Screening tool uses AI to weed out fake news
Motivated by the spread of online disinformation, Waterloo Engineering researchers develop new system to help separate fact from fiction
Motivated by the spread of online disinformation, Waterloo Engineering researchers develop new system to help separate fact from fictionBy Brian Caldwell Faculty of Engineering
Researchers at Waterloo Engineering have developed a new artificial intelligence (AI) tool that could help social media networks and news organizations weed out false stories.
Motivated by the proliferation of disinformation online, the system uses deep-learning AI algorithms to determine if claims made in posts or stories are supported by other posts and stories on the same subject.
“If they are, great, it’s probably a real story,” says Alexander Wong, a professor of systems design engineering. “But if most of the other material isn’t supportive, it’s a strong indication you’re dealing with fake news.”
Chris Dulhanty, a master’s student who led the project, describes online material fabricated to deceive or mislead readers, typically for political or economic gain, as a “deep social problem” that urgently requires a solution.
“We need to empower journalists to uncover the truth and keep us informed,” he says. “This represents one effort in a larger body of work to mitigate the spread of disinformation.”
The new tool advances efforts to develop fully automated technology capable of detecting fake news by achieving 90 per cent accuracy in a key area of research known as stance detection.
Given a claim in one post or story and other posts and stories on the same subject that have been collected for comparison, the system can correctly determine if they support it or not nine out of 10 times.
That is a new benchmark for accuracy by researchers using a large dataset created for a 2017 scientific competition called the Fake News Challenge.
While scientists around the world continue to work towards a fully automated system, the Waterloo technology could be used as a screening tool by human fact-checkers at social media and news organizations.
“It augments their capabilities and flags information that doesn’t look quite right for verification,” says Wong, a founding member of the Waterloo Artificial Intelligence Institute (Waterloo.ai). “It isn’t designed to replace people, but to help them fact-check faster and more reliably.”

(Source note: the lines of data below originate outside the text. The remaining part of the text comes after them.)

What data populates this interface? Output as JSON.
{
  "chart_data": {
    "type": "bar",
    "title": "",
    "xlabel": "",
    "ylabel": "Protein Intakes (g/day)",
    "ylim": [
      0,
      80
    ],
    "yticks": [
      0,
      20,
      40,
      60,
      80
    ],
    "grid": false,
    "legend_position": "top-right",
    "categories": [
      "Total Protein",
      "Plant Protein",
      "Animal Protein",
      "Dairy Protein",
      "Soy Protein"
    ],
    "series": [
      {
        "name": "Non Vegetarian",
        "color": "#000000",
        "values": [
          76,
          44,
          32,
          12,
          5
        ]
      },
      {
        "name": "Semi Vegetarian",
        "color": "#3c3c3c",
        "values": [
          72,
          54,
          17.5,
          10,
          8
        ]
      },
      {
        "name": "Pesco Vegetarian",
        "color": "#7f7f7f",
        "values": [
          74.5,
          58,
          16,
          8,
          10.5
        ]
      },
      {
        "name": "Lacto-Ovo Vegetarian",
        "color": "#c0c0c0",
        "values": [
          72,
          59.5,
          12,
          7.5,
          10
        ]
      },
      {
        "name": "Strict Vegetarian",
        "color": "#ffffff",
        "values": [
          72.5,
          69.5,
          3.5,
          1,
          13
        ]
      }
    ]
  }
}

AI algorithms at the heart of the system were shown tens of thousands of claims paired with stories that either supported or didn’t support them. Over time, the system learned to determine support or non-support itself when shown new claim-story pairs.
In the next phase of the project, researchers will work to understand which features or elements of stories the AI system focuses on to make decisions. That information would boost confidence in its results and provide insights to increase its accuracy.
Jason Deglint and Ibrahim Ben Daya, both systems design engineering PhD students, collaborated with Dulhanty and Wong, a Canada Research Chair in Artificial Intelligence and Medical Imaging.
A paper on their work, Taking a Stance on Fake News: Towards Automatic Disinformation Assessment via Deep Bidirectional Transformer Language Models for Stance Detection, was presented this month at the Conference on Neural Information Processing Systems in Vancouver.